ST. PETERSBURG, Fla. — There are only three teams left in the majors that Tampa Bay Rays starter Chris Archer hasn’t faced, and he gets a crack at one of them Saturday with the Philadelphia Phillies making a rare stop at Tropicana Field.
The Phillies (7-5) hadn’t played at the Trop since 2009 before Friday night’s 2-1 victory on a run in the ninth inning, giving them six wins in seven games.
Archer watches a lot of video as part of his regular game prep, but even more so against an unfamiliar opponent like this. He also watched Friday to see how the Phillies would line up with a designated hitter against a right-hander in Rays starter Jake Faria.
“I’ve already watched tons of video on this team already,” said Archer, who said he evaluated tape of the Phillies against Atlanta’s Mike Foltynewicz and the New York Mets‘ Noah Syndergaard, just as two National League pitchers with similar pitching styles.
While Archer has never pitched against the Phillies, his counterpart, Philadelphia’s Jake Arrieta, hasn’t faced the Rays (3-10) in more than five years, picking up his final win with Baltimore in his last outing against Tampa Bay in April 2013.
So while Arrieta is seemingly mortal against Tampa Bay in his career — 3-3 with a 5.35 ERA, with only four opponents drawing a higher ERA than the Rays — that’s really before Arrieta developed into the top pitcher he became with the Chicago Cubs.
Arrieta has a 4.50 ERA after making his season debut Sunday, so this is only his second outing with his new team. Archer is 1-0 with a 5.94 ERA, getting his lone win in Monday’s game against the White Sox.

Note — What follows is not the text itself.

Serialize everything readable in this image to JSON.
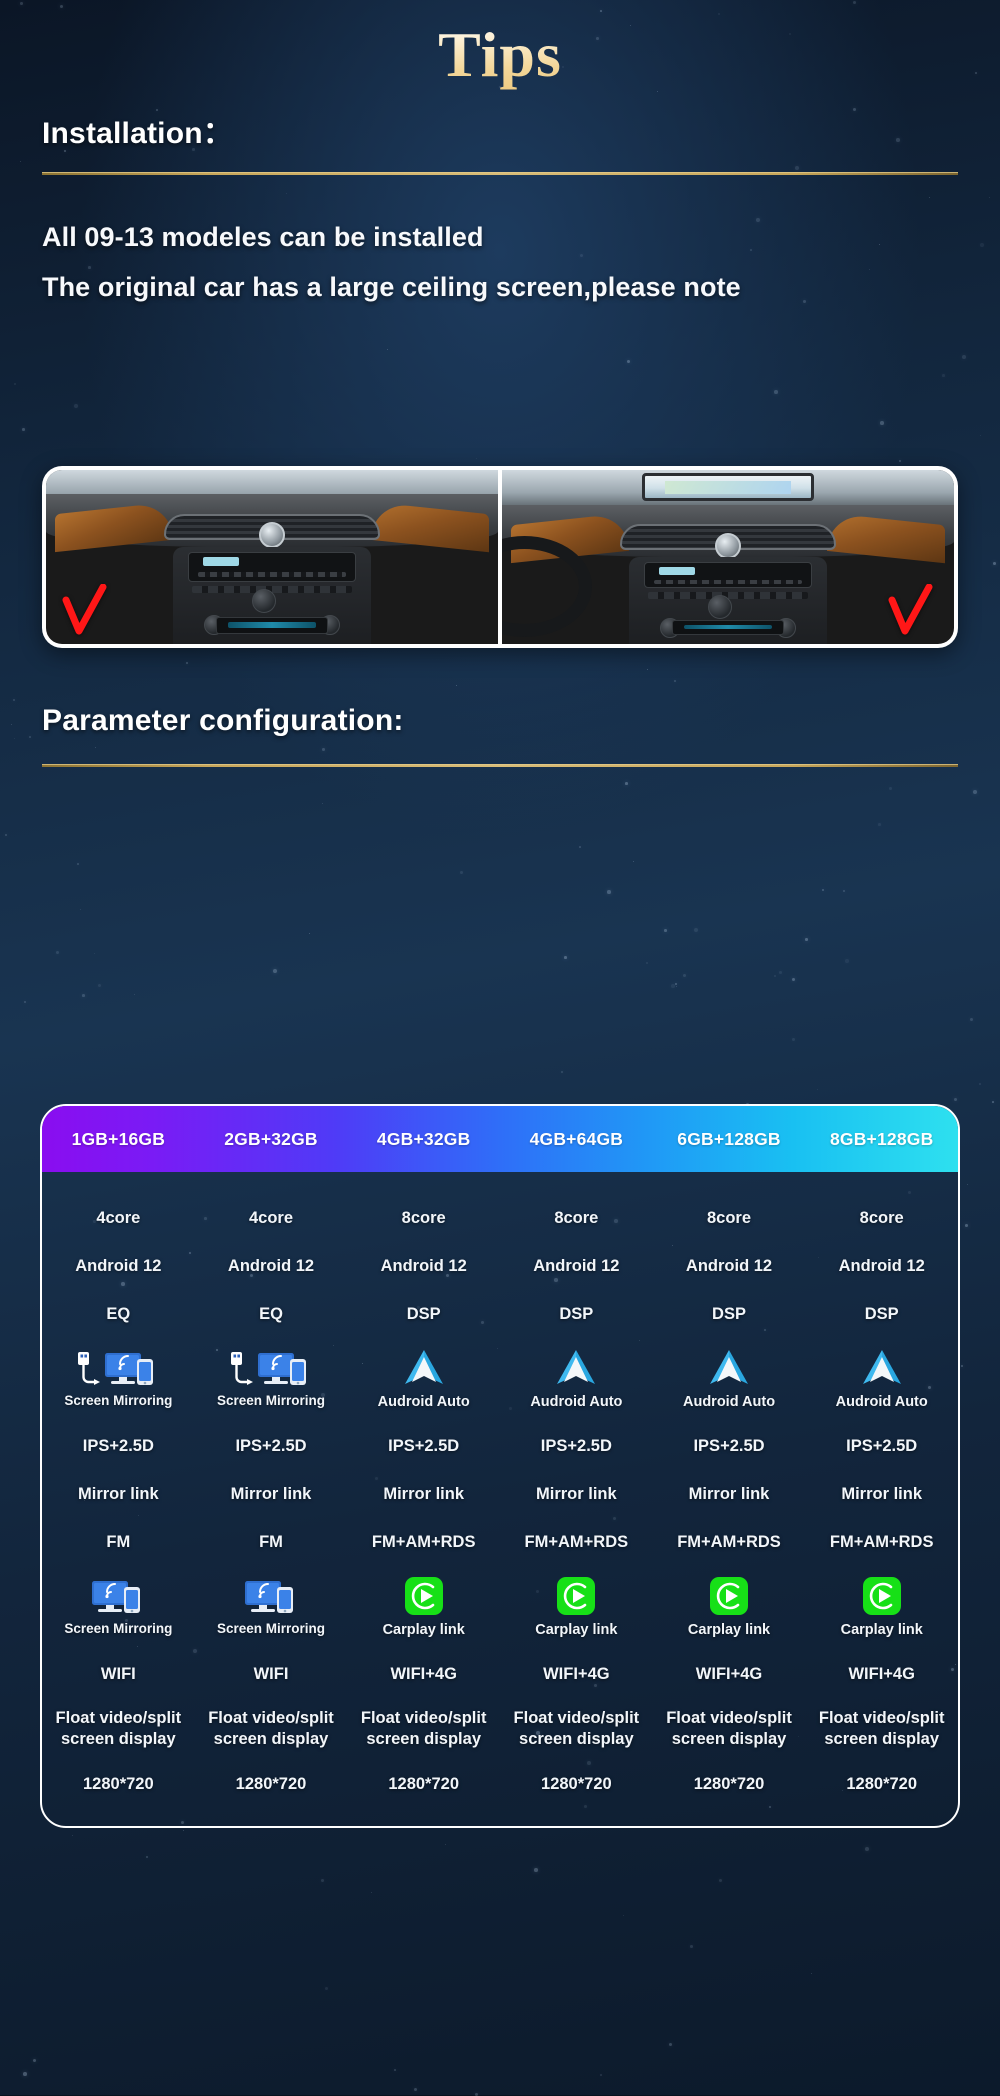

The Phillies have won six of seven games, and strong starting pitching has been a big part of it — first-year manager Gabe Kapler talked about the rivalry among his starters to push each other to be better, a standard set high by Arrieta.

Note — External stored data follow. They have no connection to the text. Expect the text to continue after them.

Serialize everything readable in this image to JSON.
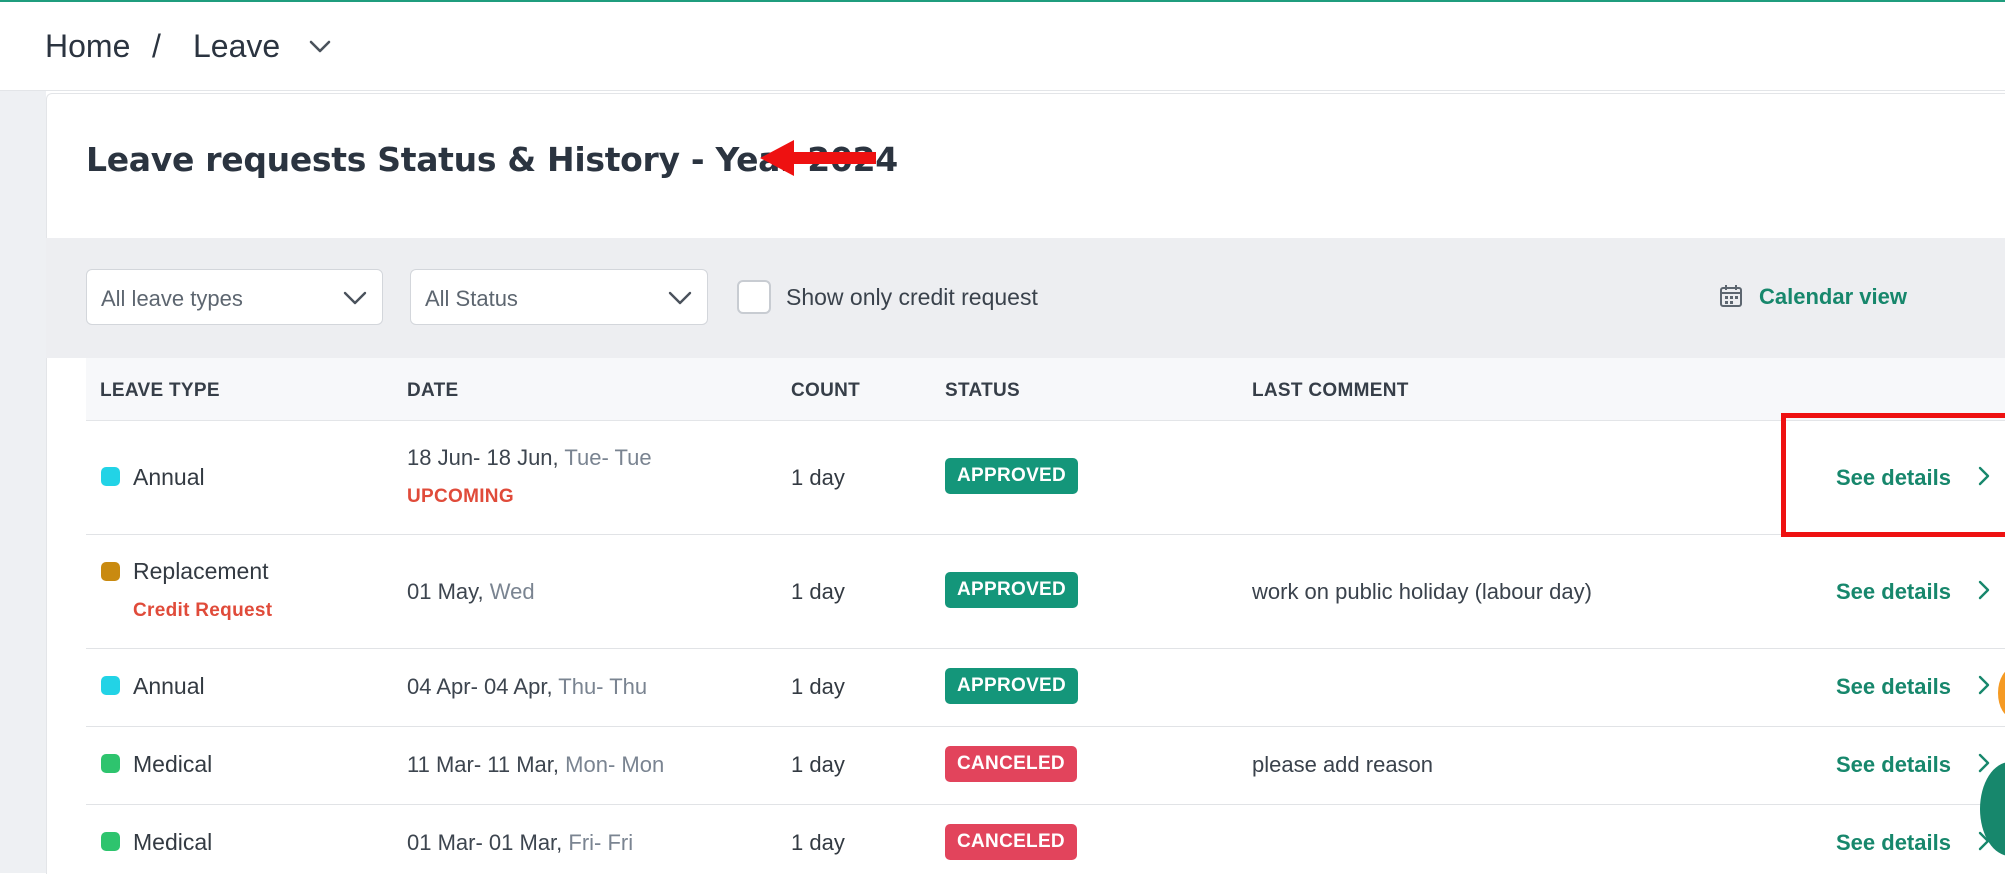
{
  "breadcrumb": {
    "home": "Home",
    "separator": "/",
    "current": "Leave"
  },
  "page": {
    "title": "Leave requests Status & History - Year 2024"
  },
  "filters": {
    "leave_type": "All leave types",
    "status": "All Status",
    "credit_checkbox_label": "Show only credit request",
    "credit_checkbox_checked": false,
    "calendar_link": "Calendar view"
  },
  "table": {
    "headers": [
      "LEAVE TYPE",
      "DATE",
      "COUNT",
      "STATUS",
      "LAST COMMENT"
    ],
    "rows": [
      {
        "type": "Annual",
        "type_color": "#22d3e6",
        "sub": "",
        "date": "18 Jun- 18 Jun",
        "days": "Tue- Tue",
        "tag": "UPCOMING",
        "count": "1 day",
        "status": "APPROVED",
        "comment": "",
        "action": "See details"
      },
      {
        "type": "Replacement",
        "type_color": "#c98a10",
        "sub": "Credit Request",
        "date": "01 May",
        "days": "Wed",
        "tag": "",
        "count": "1 day",
        "status": "APPROVED",
        "comment": "work on public holiday (labour day)",
        "action": "See details"
      },
      {
        "type": "Annual",
        "type_color": "#22d3e6",
        "sub": "",
        "date": "04 Apr- 04 Apr",
        "days": "Thu- Thu",
        "tag": "",
        "count": "1 day",
        "status": "APPROVED",
        "comment": "",
        "action": "See details"
      },
      {
        "type": "Medical",
        "type_color": "#2ec46e",
        "sub": "",
        "date": "11 Mar- 11 Mar",
        "days": "Mon- Mon",
        "tag": "",
        "count": "1 day",
        "status": "CANCELED",
        "comment": "please add reason",
        "action": "See details"
      },
      {
        "type": "Medical",
        "type_color": "#2ec46e",
        "sub": "",
        "date": "01 Mar- 01 Mar",
        "days": "Fri- Fri",
        "tag": "",
        "count": "1 day",
        "status": "CANCELED",
        "comment": "",
        "action": "See details"
      }
    ]
  },
  "colors": {
    "accent": "#17876c",
    "approved": "#14967a",
    "canceled": "#e2445c",
    "annotation": "#ee1111"
  }
}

“It’s very different, but you saw what (Curt) Schilling and (Pedro) Martinez did with the Red Sox,” Kapler said after Friday’s win, citing strong starts from Jake Pivetta and Vince Velasquez. “When one guy comes out and has a good start, the other guy wants to come out and match it, or do it a little better. As long as there is respect with it amongst our starts, it’s nice to see them competing in games and trying to match the last guy’s performance.”
The bullpen remains a major problem for the Rays — they already have seven losses by relievers, most in the majors, and closer Alex Colome got his second Friday, giving up a run in the ninth.

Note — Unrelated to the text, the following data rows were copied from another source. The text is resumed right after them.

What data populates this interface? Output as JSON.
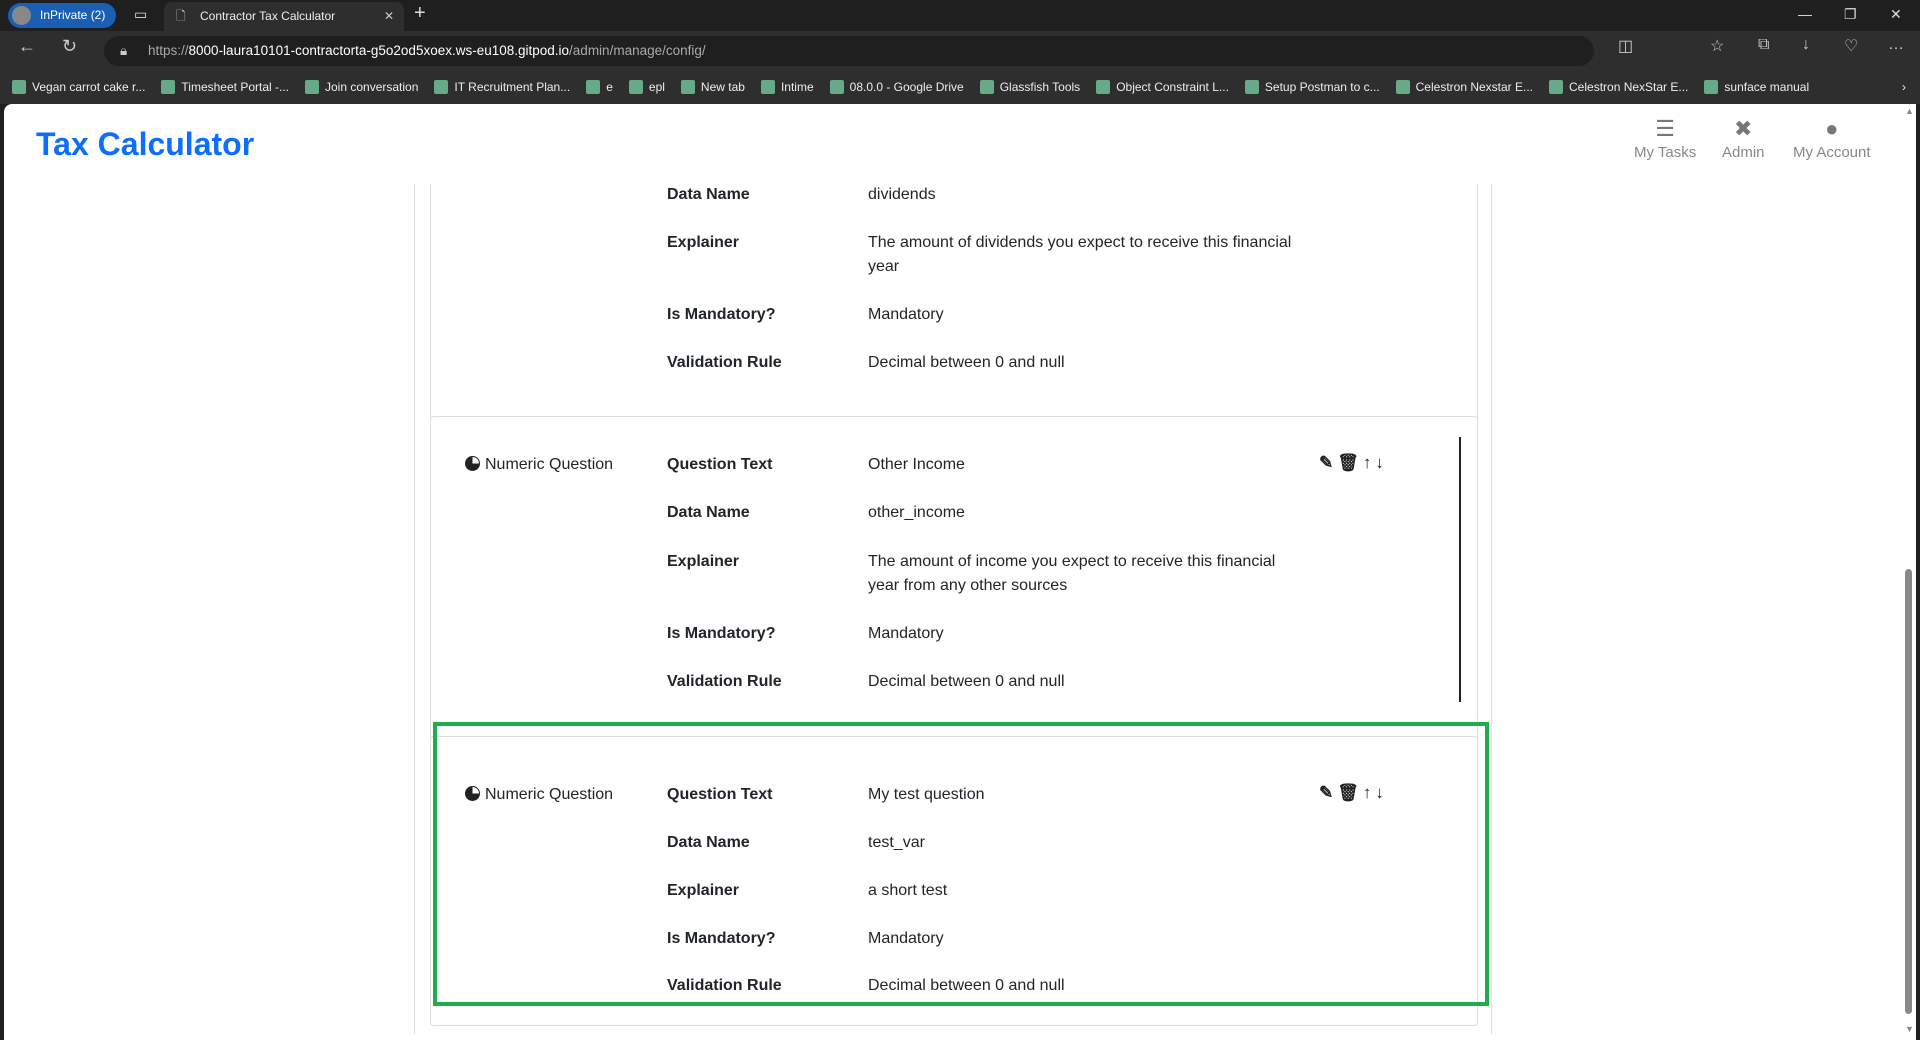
{
  "browser": {
    "profile": "InPrivate (2)",
    "tab_title": "Contractor Tax Calculator",
    "url_scheme": "https://",
    "url_host": "8000-laura10101-contractorta-g5o2od5xoex.ws-eu108.gitpod.io",
    "url_path": "/admin/manage/config/",
    "bookmarks": [
      "Vegan carrot cake r...",
      "Timesheet Portal -...",
      "Join conversation",
      "IT Recruitment Plan...",
      "e",
      "epl",
      "New tab",
      "Intime",
      "08.0.0 - Google Drive",
      "Glassfish Tools",
      "Object Constraint L...",
      "Setup Postman to c...",
      "Celestron Nexstar E...",
      "Celestron NexStar E...",
      "sunface manual"
    ]
  },
  "app": {
    "title": "Tax Calculator",
    "nav": [
      {
        "label": "My Tasks",
        "icon": "tasks-icon"
      },
      {
        "label": "Admin",
        "icon": "tools-icon"
      },
      {
        "label": "My Account",
        "icon": "user-icon"
      }
    ]
  },
  "labels": {
    "question_text": "Question Text",
    "data_name": "Data Name",
    "explainer": "Explainer",
    "mandatory": "Is Mandatory?",
    "validation": "Validation Rule"
  },
  "questions": [
    {
      "type": "",
      "question_text": "",
      "data_name": "dividends",
      "explainer": "The amount of dividends you expect to receive this financial year",
      "mandatory": "Mandatory",
      "validation": "Decimal between 0 and null"
    },
    {
      "type": "Numeric Question",
      "question_text": "Other Income",
      "data_name": "other_income",
      "explainer": "The amount of income you expect to receive this financial year from any other sources",
      "mandatory": "Mandatory",
      "validation": "Decimal between 0 and null"
    },
    {
      "type": "Numeric Question",
      "question_text": "My test question",
      "data_name": "test_var",
      "explainer": "a short test",
      "mandatory": "Mandatory",
      "validation": "Decimal between 0 and null"
    }
  ],
  "colors": {
    "brand": "#0d6efd",
    "highlight": "#1fac4d"
  }
}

That puts more pressure on starters to come through with quality starts, and Archer is easily the Rays’ most reliable option as they battle through injuries that have pressed “bullpen days” into regular occurrence.
Philadelphia has no such problem — their starters had a 2.87 ERA in eight starts before Vince Velasquez’s gem Friday night, allowing only one run in 6 2/3 innings. The rotation has allowed two runs or fewer eight times in nine starts, and four hits or fewer in six of those starts.